DETR (DEtection TRansformer):

  • facebook/detr-resnet-50: Fast and efficient object detection.
  • facebook/detr-resnet-101: More accurate, but slower than ResNet-50.
  • facebook/detr-resnet-50-panoptic (currently has bugs): For panoptic segmentation. Detects and segments scenes.
  • facebook/detr-resnet-101-panoptic (currently has bugs): High-accuracy segmentation for complex scenes.

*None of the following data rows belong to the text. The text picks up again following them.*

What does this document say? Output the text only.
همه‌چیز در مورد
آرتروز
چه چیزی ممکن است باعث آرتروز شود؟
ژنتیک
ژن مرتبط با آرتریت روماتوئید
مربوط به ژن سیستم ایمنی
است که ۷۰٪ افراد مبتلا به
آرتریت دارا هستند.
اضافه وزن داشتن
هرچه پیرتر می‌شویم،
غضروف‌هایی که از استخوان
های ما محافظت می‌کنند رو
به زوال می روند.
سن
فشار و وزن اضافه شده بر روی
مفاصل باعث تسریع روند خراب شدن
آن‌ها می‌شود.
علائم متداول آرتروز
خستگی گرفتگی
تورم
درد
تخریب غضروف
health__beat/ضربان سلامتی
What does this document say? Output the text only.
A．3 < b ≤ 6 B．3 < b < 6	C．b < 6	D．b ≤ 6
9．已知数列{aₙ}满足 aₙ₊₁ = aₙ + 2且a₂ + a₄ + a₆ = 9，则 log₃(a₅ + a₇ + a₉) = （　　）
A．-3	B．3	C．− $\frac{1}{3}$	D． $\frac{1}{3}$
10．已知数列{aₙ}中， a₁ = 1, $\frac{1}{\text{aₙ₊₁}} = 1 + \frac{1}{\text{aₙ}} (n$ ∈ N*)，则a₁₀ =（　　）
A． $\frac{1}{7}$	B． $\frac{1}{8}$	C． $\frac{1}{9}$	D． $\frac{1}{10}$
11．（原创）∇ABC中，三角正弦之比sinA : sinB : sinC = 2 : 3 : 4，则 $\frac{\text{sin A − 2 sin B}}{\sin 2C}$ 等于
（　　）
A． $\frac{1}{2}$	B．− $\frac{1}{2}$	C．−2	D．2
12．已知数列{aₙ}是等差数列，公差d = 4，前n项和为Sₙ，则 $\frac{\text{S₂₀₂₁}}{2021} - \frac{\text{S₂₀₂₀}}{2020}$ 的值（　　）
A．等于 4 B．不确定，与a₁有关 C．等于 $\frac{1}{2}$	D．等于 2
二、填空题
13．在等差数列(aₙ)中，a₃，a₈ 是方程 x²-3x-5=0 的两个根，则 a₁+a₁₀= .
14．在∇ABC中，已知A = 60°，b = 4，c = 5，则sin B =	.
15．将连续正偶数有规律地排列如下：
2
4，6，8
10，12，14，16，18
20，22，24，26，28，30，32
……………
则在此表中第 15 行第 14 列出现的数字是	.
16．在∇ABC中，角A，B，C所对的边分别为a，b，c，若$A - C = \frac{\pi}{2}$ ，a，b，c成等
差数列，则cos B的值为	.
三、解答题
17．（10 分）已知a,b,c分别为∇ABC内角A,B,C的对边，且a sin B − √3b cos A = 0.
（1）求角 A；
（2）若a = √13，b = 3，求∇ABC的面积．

YOLOS (You Only Look One-level Series):

  • hustvl/yolos-tiny: Lightweight and quick. Ideal for environments with limited resources.
  • hustvl/yolos-base: Strikes a balance between speed and accuracy.

Key Features

  • Image Upload: Upload an image from your device to run detection via the Gradio interface.
  • URL Input: Input an image URL for detection through Gradio or the FastAPI.
  • Model Selection: Choose between DETR and YOLOS models for object detection or segmentation.
  • Object Detection: Detects objects and shows bounding boxes with confidence scores.
  • Panoptic Segmentation: Available with certain models for detailed scene segmentation using colored masks.
  • Image Info: Displays metadata such as size, format, aspect ratio, and file size.
  • API Access: Use the FastAPI /detect endpoint for programmatic processing.

How to Get Started

1. Cloning the Repository

Prerequisites:

  • Python 3.8 or higher
  • pip to install dependencies

Clone and Set Up:

git clone https://github.com/NeerajCodz/ObjectDetection.git
cd ObjectDetection
pip install -r requirements.txt

Run the Application:

  • FastAPI: Start the server with:
uvicorn objectdetection:app --reload
  • Gradio Interface: Launch with:
python app.py

Access the Application:

  • FastAPI: Navigate to http://localhost:8000 to interact with the API or view the Swagger UI.
  • Gradio: The Gradio interface will be available at http://127.0.0.1:7860 (URL will show up in the console).

2. Running via Docker

Prerequisites:

  • Install Docker on your machine (if you haven’t already).

Set Up with Docker:

  1. Clone the repository (if you haven’t):
git clone https://github.com/NeerajCodz/ObjectDetection.git
cd ObjectDetection
  1. Build the Docker image:
docker build -t objectdetection:latest .
  1. Run the container:
docker run -p 5000:5000 objectdetection:latest

Access the app at http://localhost:5000.

3. Try the Online Demo

Test the demo directly on Hugging Face’s Spaces: Object Detection Demo

API Usage

Use the /detect endpoint in FastAPI for image processing.

POST /detect

Parameters:

  • file (optional): Image file (must be of type image/*).
  • image_url (optional): URL of the image.
  • model_name (optional): Choose the model (e.g., facebook/detr-resnet-50, hustvl/yolos-tiny, etc.).

Example Request Body:

{
  "image_url": "https://example.com/image.jpg",
  "model_name": "facebook/detr-resnet-50"
}

Example Response:

{
  "image_url": "data:image/png;base64,...",
  "detected_objects": ["person", "car"],
  "confidence_scores": [0.95, 0.87],
  "unique_objects": ["person", "car"],
  "unique_confidence_scores": [0.95, 0.87]
}

Development & Contributions

To contribute or modify the project:

  1. Clone the repository:
git clone https://github.com/NeerajCodz/ObjectDetection.git
cd ObjectDetection
  1. Install dependencies:
pip install -r requirements.txt
  1. Run FastAPI or Gradio:
  • FastAPI: uvicorn objectdetection:app --reload
  • Gradio: python app.py

Access the app on http://localhost:8000 (FastAPI) or the Gradio interface at the displayed URL.

Contributing

Contributions are always welcome! Feel free to submit pull requests or open issues for bug fixes, new features, or improvements.